Scientific data remain heterogeneous, with variable protocols, sometimes limited sample sizes, and a lack of long-term follow-up. These techniques also require strict supervision, both to optimize their effectiveness and to limit their risks, particularly those related to pigmentation.

Sources

Acne FAQ.

Why does acne mainly appear in certain areas of the face?

Areas rich in sebaceous glands, such as the T-zone or the lower face, produce more sebum. This promotes the clogging of pores and the development of acne lesions.

Why do some acne lesions become inflammatory?

Inflammation occurs when Cutibacterium acnes proliferates within an obstructed follicle, triggering a local immune response and the release of pro‑inflammatory mediators.

What is dysseborrhea in acne?

This involves a change in the composition of sebum, in particular a decrease in linoleic acid and an increase in certain pro-inflammatory lipids.

Why can acne leave marks after the pimples have disappeared?

Inflammation stimulates melanin production, which can lead to post-inflammatory hyperpigmentation, especially in darker skin tones. In lighter skin tones, there is instead a greater risk of post-inflammatory erythema.

Why can acne recur after treatment?

Acne is a chronic disease. If the underlying factors persist, lesions may reappear after treatment is discontinued.

Why can the skin be dry despite acne?

Acne is often associated with an impaired skin barrier, which increases water loss. In addition, certain treatments can worsen this dryness.

Is trunk acne different from facial acne?

The mechanisms are similar, but truncal acne is often worsened by mechanical factors such as friction, sweating, or occlusion from clothing.
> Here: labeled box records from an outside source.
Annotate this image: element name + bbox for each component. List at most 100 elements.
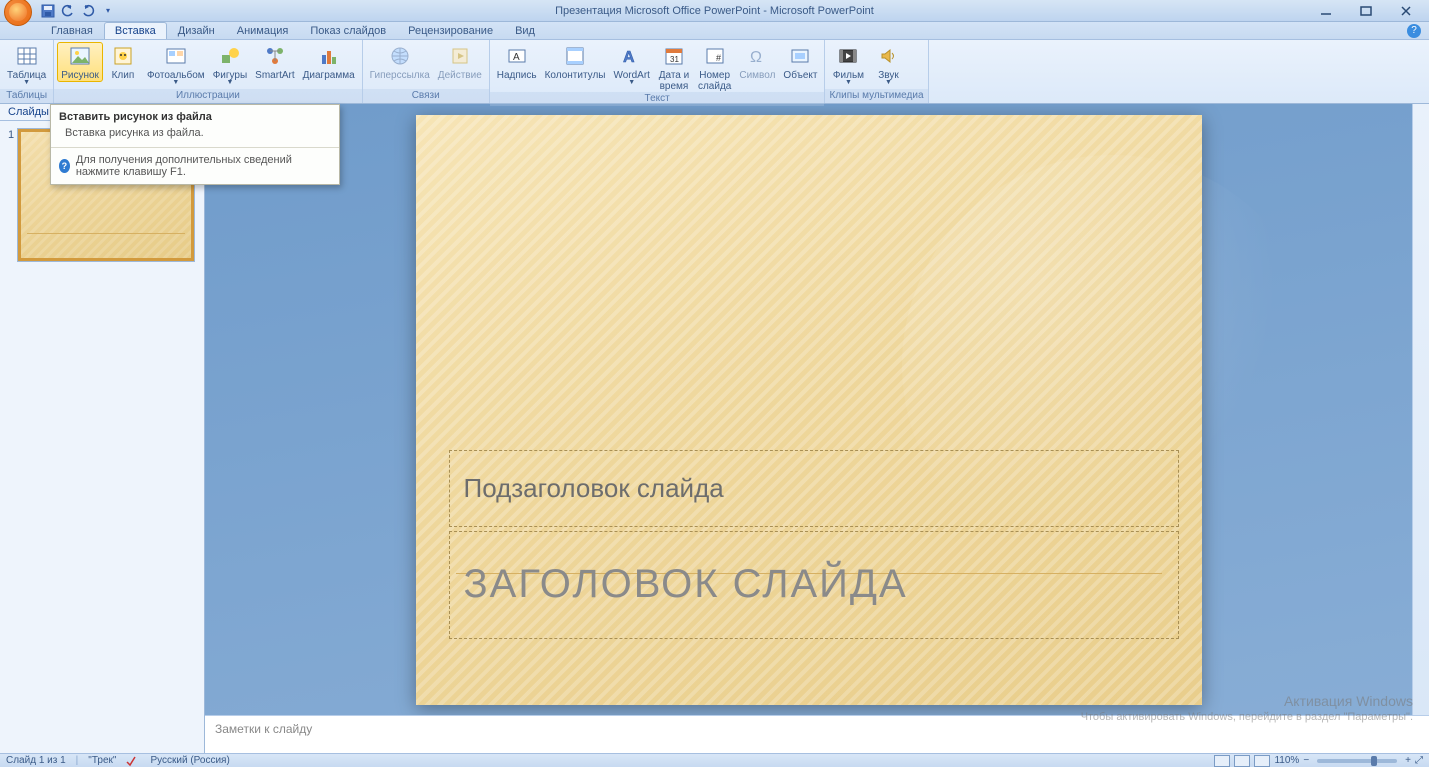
slide-canvas[interactable]: Подзаголовок слайда ЗАГОЛОВОК СЛАЙДА xyxy=(416,115,1202,705)
movie-icon xyxy=(836,44,860,68)
undo-icon[interactable] xyxy=(60,3,76,19)
slidenumber-button[interactable]: #Номер слайда xyxy=(694,42,735,92)
title-placeholder[interactable]: ЗАГОЛОВОК СЛАЙДА xyxy=(449,531,1179,639)
tab-главная[interactable]: Главная xyxy=(40,22,104,39)
normal-view-button[interactable] xyxy=(1214,755,1230,767)
slideshow-view-button[interactable] xyxy=(1254,755,1270,767)
svg-text:A: A xyxy=(623,49,635,66)
save-icon[interactable] xyxy=(40,3,56,19)
tab-рецензирование[interactable]: Рецензирование xyxy=(397,22,504,39)
svg-text:Ω: Ω xyxy=(750,49,762,66)
zoom-percent[interactable]: 110% xyxy=(1274,755,1299,766)
symbol-button[interactable]: Ω Символ xyxy=(735,42,779,81)
subtitle-text: Подзаголовок слайда xyxy=(464,473,724,504)
tab-вставка[interactable]: Вставка xyxy=(104,22,167,39)
fit-to-window-button[interactable]: ⤢ xyxy=(1415,755,1423,766)
status-language[interactable]: Русский (Россия) xyxy=(150,755,229,766)
movie-button[interactable]: Фильм▼ xyxy=(828,42,868,85)
clip-button[interactable]: Клип xyxy=(103,42,143,81)
office-button[interactable] xyxy=(4,0,32,26)
qat-dropdown-icon[interactable]: ▾ xyxy=(100,3,116,19)
status-bar: Слайд 1 из 1 | "Трек" Русский (Россия) 1… xyxy=(0,753,1429,767)
group-таблицы: Таблица▼Таблицы xyxy=(0,40,54,103)
symbol-icon: Ω xyxy=(745,44,769,68)
group-label: Клипы мультимедиа xyxy=(825,89,927,103)
table-button[interactable]: Таблица▼ xyxy=(3,42,50,85)
slides-pane: Слайды × 1 xyxy=(0,104,205,753)
close-button[interactable] xyxy=(1393,3,1419,19)
status-theme: "Трек" xyxy=(88,755,116,766)
group-клипы-мультимедиа: Фильм▼Звук▼ Клипы мультимедиа xyxy=(825,40,928,103)
zoom-in-button[interactable]: + xyxy=(1405,755,1411,766)
help-button[interactable]: ? xyxy=(1407,24,1421,38)
symbol-button-label: Символ xyxy=(739,70,775,81)
status-slide-position: Слайд 1 из 1 xyxy=(6,755,66,766)
title-bar: ▾ Презентация Microsoft Office PowerPoin… xyxy=(0,0,1429,22)
sound-icon xyxy=(876,44,900,68)
info-icon: ? xyxy=(59,159,70,173)
action-icon xyxy=(448,44,472,68)
notes-placeholder: Заметки к слайду xyxy=(215,722,312,736)
picture-button[interactable]: Рисунок xyxy=(57,42,103,82)
ribbon: Таблица▼Таблицы Рисунок КлипФотоальбом▼Фиг… xyxy=(0,40,1429,104)
headerfooter-icon xyxy=(563,44,587,68)
tab-показ-слайдов[interactable]: Показ слайдов xyxy=(299,22,397,39)
dropdown-arrow-icon: ▼ xyxy=(628,81,635,85)
redo-icon[interactable] xyxy=(80,3,96,19)
thumbnail-number: 1 xyxy=(8,129,14,261)
picture-button-label: Рисунок xyxy=(61,70,99,81)
quick-access-toolbar: ▾ xyxy=(40,3,116,19)
zoom-slider[interactable] xyxy=(1317,759,1397,763)
slidenumber-button-label: Номер слайда xyxy=(698,70,731,92)
chart-button[interactable]: Диаграмма xyxy=(299,42,359,81)
svg-text:31: 31 xyxy=(670,55,679,64)
title-text: ЗАГОЛОВОК СЛАЙДА xyxy=(464,562,908,607)
picture-icon xyxy=(68,44,92,68)
dropdown-arrow-icon: ▼ xyxy=(885,81,892,85)
photoalbum-button[interactable]: Фотоальбом▼ xyxy=(143,42,209,85)
dropdown-arrow-icon: ▼ xyxy=(172,81,179,85)
minimize-button[interactable] xyxy=(1313,3,1339,19)
hyperlink-button[interactable]: Гиперссылка xyxy=(366,42,434,81)
tab-анимация[interactable]: Анимация xyxy=(226,22,300,39)
tooltip-body: Вставка рисунка из файла. xyxy=(51,125,339,148)
textbox-button[interactable]: A Надпись xyxy=(493,42,541,81)
ribbon-tooltip: Вставить рисунок из файла Вставка рисунк… xyxy=(50,104,340,185)
window-title: Презентация Microsoft Office PowerPoint … xyxy=(0,5,1429,17)
object-button[interactable]: Объект xyxy=(779,42,821,81)
tab-вид[interactable]: Вид xyxy=(504,22,546,39)
slide-area: Подзаголовок слайда ЗАГОЛОВОК СЛАЙДА Зам… xyxy=(205,104,1429,753)
sound-button[interactable]: Звук▼ xyxy=(868,42,908,85)
spellcheck-icon[interactable] xyxy=(126,755,140,767)
vertical-scrollbar[interactable] xyxy=(1412,104,1429,715)
shapes-button[interactable]: Фигуры▼ xyxy=(209,42,251,85)
object-icon xyxy=(788,44,812,68)
hyperlink-button-label: Гиперссылка xyxy=(370,70,430,81)
wordart-icon: A xyxy=(620,44,644,68)
headerfooter-button[interactable]: Колонтитулы xyxy=(541,42,610,81)
ribbon-tabs: ГлавнаяВставкаДизайнАнимацияПоказ слайдо… xyxy=(0,22,1429,40)
tab-дизайн[interactable]: Дизайн xyxy=(167,22,226,39)
smartart-button[interactable]: SmartArt xyxy=(251,42,298,81)
action-button[interactable]: Действие xyxy=(434,42,486,81)
wordart-button[interactable]: AWordArt▼ xyxy=(609,42,654,85)
maximize-button[interactable] xyxy=(1353,3,1379,19)
subtitle-placeholder[interactable]: Подзаголовок слайда xyxy=(449,450,1179,527)
group-текст: A Надпись КолонтитулыAWordArt▼31Дата и вре… xyxy=(490,40,826,103)
dropdown-arrow-icon: ▼ xyxy=(23,81,30,85)
action-button-label: Действие xyxy=(438,70,482,81)
group-иллюстрации: Рисунок КлипФотоальбом▼Фигуры▼ SmartArt Диа… xyxy=(54,40,362,103)
textbox-icon: A xyxy=(505,44,529,68)
sorter-view-button[interactable] xyxy=(1234,755,1250,767)
notes-pane[interactable]: Заметки к слайду Активация Windows Чтобы… xyxy=(205,715,1429,753)
group-label: Связи xyxy=(363,89,489,103)
photoalbum-icon xyxy=(164,44,188,68)
datetime-button[interactable]: 31Дата и время xyxy=(654,42,694,92)
zoom-out-button[interactable]: − xyxy=(1303,755,1309,766)
textbox-button-label: Надпись xyxy=(497,70,537,81)
tooltip-title: Вставить рисунок из файла xyxy=(51,105,339,125)
group-label: Иллюстрации xyxy=(54,89,361,103)
smartart-button-label: SmartArt xyxy=(255,70,294,81)
workspace: Слайды × 1 Подзаголовок слайда xyxy=(0,104,1429,753)
slide-canvas-wrap: Подзаголовок слайда ЗАГОЛОВОК СЛАЙДА xyxy=(205,104,1412,715)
Why do I have acne on my chin and jawline?

Acne located on the lower part of the face is often linked to an increased sensitivity of the sebaceous glands to androgens. It may worsen during the premenstrual period due to hormonal fluctuations.

How can you recognize inflammatory acne and distinguish it from blackheads?

Inflammatory acne appears as red lesions, sometimes painful (papules, pustules), in contrast to blackheads, which are non-inflammatory comedones and are not associated with redness.

Why does my acne come back after I stop a treatment?

Since acne is a chronic disease, treatments control the symptoms without always acting on all the underlying factors. Without maintenance therapy, a relapse is possible.